È un Paese che puzza di fumo, di imbroglio, di una classe media che aspira alla modernità salvo poi affidarsi a personaggi improbabili che agiscono con modalità tribali. Come quando la famiglia Barnaba consulta una veggente dal corpo deforme e dalla vista negata, nella speranza di trovare una strada percorribile che la riconduca al piccolo Luca, nascosto chissà dove. La madre del bambino, Ester, viene scacciata come si farebbe con una mosca, la sua ascesa sociale ignorata e mortificata da una stregona qualunque.

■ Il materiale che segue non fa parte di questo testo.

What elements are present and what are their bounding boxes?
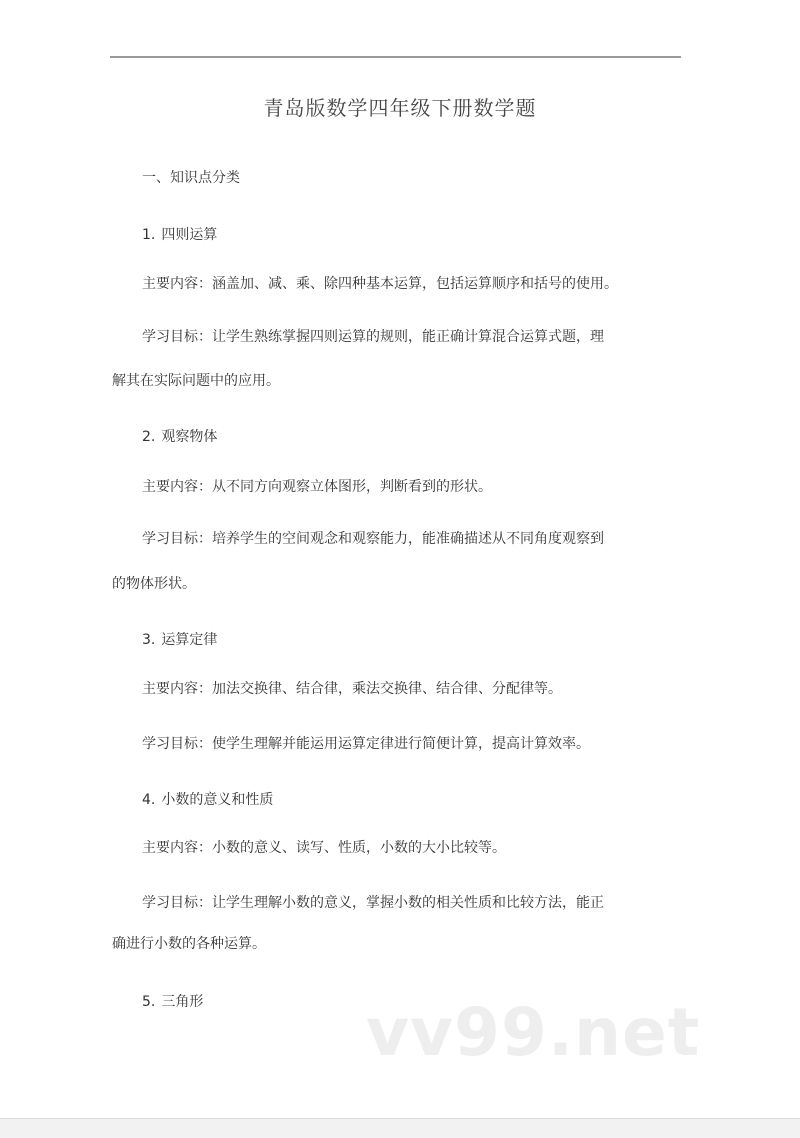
- topic-goal-line1: 学习目标：培养学生的空间观念和观察能力，能准确描述从不同角度观察到: [142, 531, 604, 547]
- topic-number: 3.: [142, 632, 156, 648]
- watermark: vv99.net: [366, 994, 701, 1071]
- header-rule: [110, 56, 681, 58]
- topic-name: 四则运算: [161, 227, 218, 243]
- topic-name: 观察物体: [161, 429, 218, 445]
- topic-content: 主要内容：加法交换律、结合律，乘法交换律、结合律、分配律等。: [142, 681, 562, 697]
- topic-goal-line2: 的物体形状。: [112, 576, 196, 592]
- topic-number: 2.: [142, 429, 156, 445]
- section-heading: 一、知识点分类: [142, 170, 240, 186]
- topic-content: 主要内容：从不同方向观察立体图形，判断看到的形状。: [142, 479, 492, 495]
- topic-heading: [142, 225, 217, 245]
- topic-content: 主要内容：涵盖加、减、乘、除四种基本运算，包括运算顺序和括号的使用。: [142, 276, 618, 292]
- topic-heading: [142, 427, 217, 447]
- page-bottom-edge: [0, 1118, 800, 1138]
- topic-name: 小数的意义和性质: [161, 792, 274, 808]
- topic-goal-line1: 学习目标：让学生理解小数的意义，掌握小数的相关性质和比较方法，能正: [142, 895, 604, 911]
- topic-heading: [142, 630, 217, 650]
- topic-heading: [142, 790, 273, 810]
- topic-heading: [142, 992, 203, 1012]
- topic-goal-line2: 解其在实际问题中的应用。: [112, 373, 280, 389]
- topic-content: 主要内容：小数的意义、读写、性质，小数的大小比较等。: [142, 840, 506, 856]
- topic-goal-line1: 学习目标：使学生理解并能运用运算定律进行简便计算，提高计算效率。: [142, 736, 590, 752]
- document-title: 青岛版数学四年级下册数学题: [263, 96, 537, 120]
- topic-name: 三角形: [161, 994, 204, 1010]
- topic-number: 4.: [142, 792, 156, 808]
- topic-number: 5.: [142, 994, 156, 1010]
- topic-name: 运算定律: [161, 632, 218, 648]
- topic-goal-line2: 确进行小数的各种运算。: [112, 936, 266, 952]
- topic-goal-line1: 学习目标：让学生熟练掌握四则运算的规则，能正确计算混合运算式题，理: [142, 329, 604, 345]
- topic-number: 1.: [142, 227, 156, 243]
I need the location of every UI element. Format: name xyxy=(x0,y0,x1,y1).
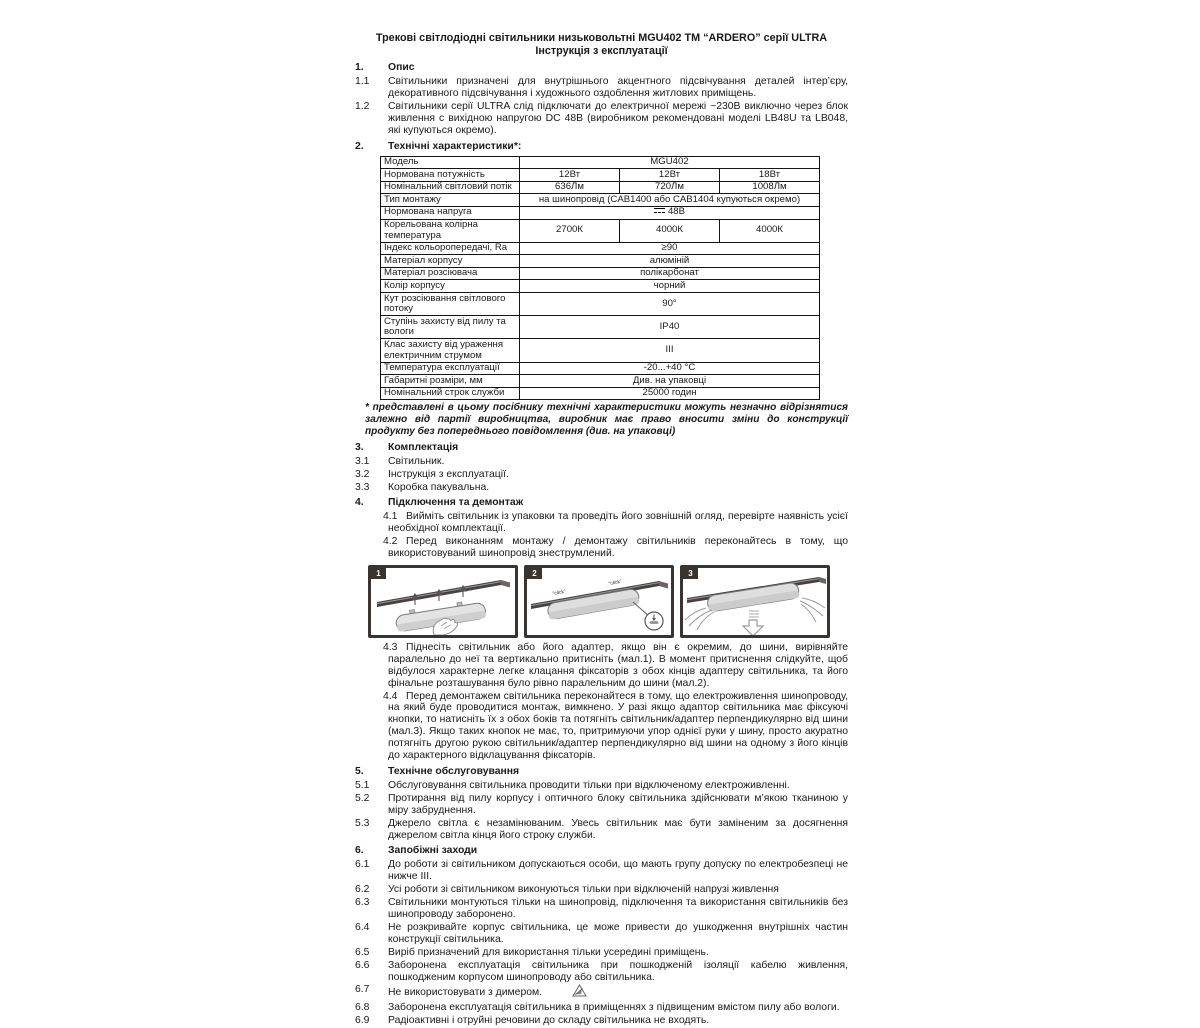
document-content xyxy=(355,32,848,1028)
spec-row-model xyxy=(381,156,820,169)
spec-value: 18Вт xyxy=(720,169,820,182)
item-text: Заборонена експлуатація світильника в приміщеннях з підвищеним вмістом пилу або вологи. xyxy=(388,1002,840,1014)
section-2-number: 2. xyxy=(355,140,364,152)
spec-label: Кут розсіювання світлового потоку xyxy=(381,293,520,316)
spec-row-cct xyxy=(381,219,820,242)
item-3-1 xyxy=(355,456,848,468)
item-number: 6.4 xyxy=(355,921,370,933)
spec-value: ≥90 xyxy=(520,242,820,255)
spec-value: 12Вт xyxy=(520,169,620,182)
spec-label: Модель xyxy=(381,156,520,169)
section-2-header xyxy=(355,141,848,153)
spec-value: III xyxy=(520,339,820,362)
spec-row-protection-class xyxy=(381,339,820,362)
light-fixture-icon xyxy=(706,582,799,612)
spec-value: чорний xyxy=(520,280,820,293)
item-6-4 xyxy=(355,922,848,946)
spec-value: на шинопровід (CAB1400 або CAB1404 купуються окремо) xyxy=(520,194,820,207)
spec-value: 25000 годин xyxy=(520,387,820,400)
spec-label: Корельована колірна температура xyxy=(381,219,520,242)
section-4-number: 4. xyxy=(355,497,364,509)
spec-label: Габаритні розміри, мм xyxy=(381,375,520,388)
section-3-number: 3. xyxy=(355,441,364,453)
section-6-title: Запобіжні заходи xyxy=(388,845,478,857)
item-number: 5.3 xyxy=(355,817,370,829)
item-6-8 xyxy=(355,1002,848,1014)
section-4-header xyxy=(355,497,848,509)
spec-label: Ступінь захисту від пилу та вологи xyxy=(381,316,520,339)
figure-1-drawing xyxy=(371,568,515,635)
item-text: Інструкція з експлуатації. xyxy=(388,468,509,480)
spec-label: Матеріал корпусу xyxy=(381,255,520,268)
item-number: 6.6 xyxy=(355,959,370,971)
item-3-2 xyxy=(355,469,848,481)
track-rail-icon xyxy=(377,580,510,607)
spec-label: Матеріал розсіювача xyxy=(381,267,520,280)
item-number: 3.1 xyxy=(355,455,370,467)
item-text: Протирання від пилу корпусу і оптичного блоку світильника здійснювати м’якою тканиною у міру забруднення. xyxy=(388,792,848,816)
spec-row-body-material xyxy=(381,255,820,268)
item-text: Виріб призначений для використання тільки усередині приміщень. xyxy=(388,946,709,958)
item-text: Перед демонтажем світильника переконайтеся в тому, що електроживлення шинопроводу, на який буде проводитися монтаж, вимкнено. У разі якщо адаптор світильника має фіксуючі кнопки, то натисніть їх з обох боків та потягніть світильник/адаптер перпендикулярно від шини (мал.3). Якщо таких кнопок не має, то, притримуючи упор однієї руки у шину, просто акуратно потягніть другою рукою світильник/адаптер перпендикулярно від шини на одному з його кінців до характерного відклацування фіксаторів. xyxy=(388,690,848,762)
document-title xyxy=(355,32,848,57)
item-number: 5.2 xyxy=(355,792,370,804)
spec-label: Температура експлуатації xyxy=(381,362,520,375)
item-text: Піднесіть світильник або його адаптер, якщо він є окремим, до шини, вирівняйте паралельно до неї та вертикально притисніть (мал.1). В момент притиснення слідкуйте, щоб відбулося характерне легке клацання фіксаторів з обох кінців адаптеру світильника, та його фінальне розташування було рівно паралельним до шини (мал.2). xyxy=(388,641,848,689)
item-1-1 xyxy=(355,76,848,100)
item-3-3 xyxy=(355,482,848,494)
spec-value: 720Лм xyxy=(620,181,720,194)
spec-label: Номінальний строк служби xyxy=(381,387,520,400)
spec-row-mount xyxy=(381,194,820,207)
item-6-7 xyxy=(355,984,848,1001)
spec-label: Номінальний світловий потік xyxy=(381,181,520,194)
right-hand-icon xyxy=(800,598,825,622)
figure-number-badge: 1 xyxy=(371,568,386,579)
item-text: Світильники монтуються тільки на шинопровід, підключення та використання світильників без шинопроводу заборонено. xyxy=(388,897,848,920)
item-number: 6.2 xyxy=(355,884,370,896)
spec-value: -20...+40 °С xyxy=(520,362,820,375)
spec-label: Колір корпусу xyxy=(381,280,520,293)
item-text: Світильник. xyxy=(388,455,445,467)
item-4-2 xyxy=(355,536,848,560)
section-2-title: Технічні характеристики*: xyxy=(388,140,522,152)
item-number: 1.2 xyxy=(355,100,370,112)
item-4-1 xyxy=(355,511,848,535)
spec-value xyxy=(520,206,820,219)
magnifier-leader-line xyxy=(633,602,649,616)
spec-value: 2700К xyxy=(520,219,620,242)
figure-2-clicked xyxy=(524,565,674,638)
voltage-value: 48В xyxy=(667,206,686,218)
item-text: Не використовувати з димером. xyxy=(388,987,543,999)
item-text: Коробка пакувальна. xyxy=(388,481,490,493)
item-text: Перед виконанням монтажу / демонтажу світильників переконайтесь в тому, що використовуваний шинопровід знеструмлений. xyxy=(388,536,848,560)
item-number: 6.5 xyxy=(355,946,370,958)
spec-label: Нормована напруга xyxy=(381,206,520,219)
spec-row-beam-angle xyxy=(381,293,820,316)
spec-row-diffuser xyxy=(381,267,820,280)
spec-value: MGU402 xyxy=(520,156,820,169)
item-6-3 xyxy=(355,897,848,921)
item-6-5 xyxy=(355,947,848,959)
item-6-2 xyxy=(355,884,848,896)
item-number: 6.3 xyxy=(355,897,370,909)
item-number: 6.7 xyxy=(355,984,370,996)
spec-table xyxy=(380,156,820,401)
item-5-3 xyxy=(355,818,848,842)
spec-row-lifetime xyxy=(381,387,820,400)
item-4-3 xyxy=(355,642,848,690)
figure-3-drawing xyxy=(683,568,827,635)
item-6-6 xyxy=(355,960,848,984)
spec-value: Див. на упаковці xyxy=(520,375,820,388)
item-5-2 xyxy=(355,793,848,817)
item-number: 4.4 xyxy=(383,690,398,702)
item-text: Світильники призначені для внутрішнього акцентного підсвічування деталей інтер’єру, декоративного підсвічування і художнього оздоблення житлових приміщень. xyxy=(388,76,848,99)
installation-figures xyxy=(368,565,848,638)
spec-label: Тип монтажу xyxy=(381,194,520,207)
section-5-title: Технічне обслуговування xyxy=(388,766,520,778)
section-5-header xyxy=(355,766,848,778)
spec-label: Індекс кольоропередачі, Ra xyxy=(381,242,520,255)
figure-number-badge: 3 xyxy=(683,568,698,579)
item-text: Заборонена експлуатація світильника при пошкодженій ізоляції кабелю живлення, пошкодженим корпусом шинопроводу або світильника. xyxy=(388,959,848,983)
spec-value: IP40 xyxy=(520,316,820,339)
item-text: Вийміть світильник із упаковки та проведіть його зовнішній огляд, перевірте наявність усієї необхідної комплектації. xyxy=(388,511,848,535)
item-text: Світильники серії ULTRA слід підключати до електричної мережі ~230В виключно через блок живлення с вихідною напругою DC 48В (виробником рекомендовані моделі LB48U та LB048, які купуються окремо). xyxy=(388,100,848,136)
title-line-1: Трекові світлодіодні світильники низьковольтні MGU402 ТМ “ARDERO” серії ULTRA xyxy=(375,32,828,44)
spec-value: алюміній xyxy=(520,255,820,268)
spec-row-flux xyxy=(381,181,820,194)
left-hand-icon xyxy=(685,608,714,630)
figure-3-detach xyxy=(680,565,830,638)
item-number: 6.9 xyxy=(355,1015,370,1027)
spring-icon xyxy=(749,611,759,617)
spec-row-ip xyxy=(381,316,820,339)
spec-value: 4000К xyxy=(620,219,720,242)
item-1-2 xyxy=(355,101,848,137)
spec-value: 636Лм xyxy=(520,181,620,194)
item-number: 4.1 xyxy=(383,511,398,523)
item-number: 5.1 xyxy=(355,779,370,791)
section-1-header xyxy=(355,62,848,74)
section-4-title: Підключення та демонтаж xyxy=(388,497,524,509)
spec-value: 4000К xyxy=(720,219,820,242)
section-6-number: 6. xyxy=(355,845,364,857)
item-number: 3.3 xyxy=(355,481,370,493)
item-text: До роботи зі світильником допускаються особи, що мають групу допуску по електробезпеці не нижче III. xyxy=(388,859,848,883)
item-number: 6.8 xyxy=(355,1002,370,1014)
spec-label: Нормована потужність xyxy=(381,169,520,182)
section-3-title: Комплектація xyxy=(388,441,459,453)
click-label: “click” xyxy=(552,588,567,597)
spec-value: полікарбонат xyxy=(520,267,820,280)
spec-row-voltage xyxy=(381,206,820,219)
item-6-9 xyxy=(355,1015,848,1027)
item-text: Обслуговування світильника проводити тільки при відключеному електроживленні. xyxy=(388,779,790,791)
spec-row-power xyxy=(381,169,820,182)
item-number: 6.1 xyxy=(355,859,370,871)
remove-down-arrow-icon xyxy=(743,620,763,635)
item-5-1 xyxy=(355,780,848,792)
spec-label: Клас захисту від ураження електричним струмом xyxy=(381,339,520,362)
item-6-1 xyxy=(355,859,848,883)
section-6-header xyxy=(355,845,848,857)
section-1-title: Опис xyxy=(388,62,415,74)
item-4-4 xyxy=(355,691,848,762)
item-text: Радіоактивні і отруйні речовини до складу світильника не входять. xyxy=(388,1015,710,1027)
item-text: Не розкривайте корпус світильника, це може привести до ушкодження внутрішніх частин конструкції світильника. xyxy=(388,921,848,945)
spec-value: 12Вт xyxy=(620,169,720,182)
no-dimmer-icon xyxy=(572,984,587,1001)
item-number: 4.2 xyxy=(383,536,398,548)
dc-symbol-icon xyxy=(654,207,665,215)
item-text: Джерело світла є незамінюваним. Увесь світильник має бути заміненим за досягнення джерелом світла кінця його строку служби. xyxy=(388,817,848,841)
spec-value: 90° xyxy=(520,293,820,316)
figure-1-attach xyxy=(368,565,518,638)
section-3-header xyxy=(355,442,848,454)
section-1-number: 1. xyxy=(355,62,364,74)
spec-row-dimensions xyxy=(381,375,820,388)
spec-value: 1008Лм xyxy=(720,181,820,194)
item-number: 3.2 xyxy=(355,468,370,480)
title-line-2: Інструкція з експлуатації xyxy=(535,44,668,57)
spec-row-cri xyxy=(381,242,820,255)
figure-number-badge: 2 xyxy=(527,568,542,579)
section-5-number: 5. xyxy=(355,766,364,778)
magnifier-icon xyxy=(645,612,663,630)
item-text: Усі роботи зі світильником виконуються тільки при відключеній напрузі живлення xyxy=(388,884,779,896)
spec-row-color xyxy=(381,280,820,293)
item-number: 4.3 xyxy=(383,641,398,653)
spec-footnote: * представлені в цьому посібнику технічні характеристики можуть незначно відрізнятися залежно від партії виробництва, виробник має право вносити зміни до конструкції продукту без попереднього повідомлення (див. на упаковці) xyxy=(365,402,848,437)
click-label: “click” xyxy=(608,578,623,587)
item-number: 1.1 xyxy=(355,76,370,88)
figure-2-drawing xyxy=(527,568,671,635)
spec-row-temperature xyxy=(381,362,820,375)
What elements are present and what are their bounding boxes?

“Ha ripreso il tono di prima, brusco e secco. Ester, nonostante il gelo improvviso che avverte in quella cucina sudicia, deglutisce e prova a rispondere.

  • Io sono viva e sono qui per avere il suo aiuto.
  • Tu sei morta. I morti non li aiuto. Pure tuo marito è morto, e pure tua figlia. Siete tutti morti. Vattene e non tornare più.

L’intreccio narrativo viene puntellato da istantanee che tratteggiano i luoghi della città come in foto sbiadite di polaroid arrivate fino a noi come recuperate da un vecchio cassetto.

L’acume di Monica è l’elemento che porta avanti la storia, la sua voce che cerca di essere adulta in mondo di adulti che agiscono come adolescenti osserva e intuisce, sperimenta e cementifica, cercando di mettere a nudo l’animo di una generazione che ha conosciuto il boom economico, fatto i conti con il primo benessere collettivo, scoperto la fragilità delle relazioni.

“In ogni caso ho capito che ci sono due correnti di pensiero: chi pensa che si debbano accontentare le richieste dei brigatisti – ma non sono certa che mia madre ne faccia parte – e chi, come mio padre, è contrario. Il mio problema è che non ho capito cosa chiedono i sequestratori di Moro. Ho provato a domandare se anche per lui, come per Luca, è stato chiesto un riscatto, ma non mi hanno risposto. Stavano litigando sul papa. Poi siamo arrivati alla frutta e Tano ha portato via il cestino del pane. Con la scusa di aiutarlo, me ne sono andata in cucina, anche perché solo lì posso mettere un po’ di zucchero sulle fette d’arancia. Il divieto di zucchero sulla frutta è l’unica cosa sulla quale i miei sono d’accordo.”

Di Cagno tratteggia con lucidità un momento della storia personale (Monica) e collettiva (l’Italia), con la perdita del disincanto e di valori, muovendosi tra le pagine con uno stile giornalistico e riuscendo efficacemente a disegnare le atmosfere sociali di quegli anni lì.

La Garuffa, nel biliardo all’italiana rappresenta senz’altro il suo tiro a effetto più difficile perché cambia la traiettoria prevedibile di una biglia invertendo lo scenario sul tavolo da gioco.

È quindi la metafora di due eventi – il rapimento del bambino e l’esecuzione di Moro – che cambiano le sorti di tante storie familiari e individuali e la macro storia del nostro Paese segnando la perdita dell’innocenza e lo scontro con una realtà fatta di tradimento, omertà e legami occulti che agiranno quasi indisturbati nei decenni a venire.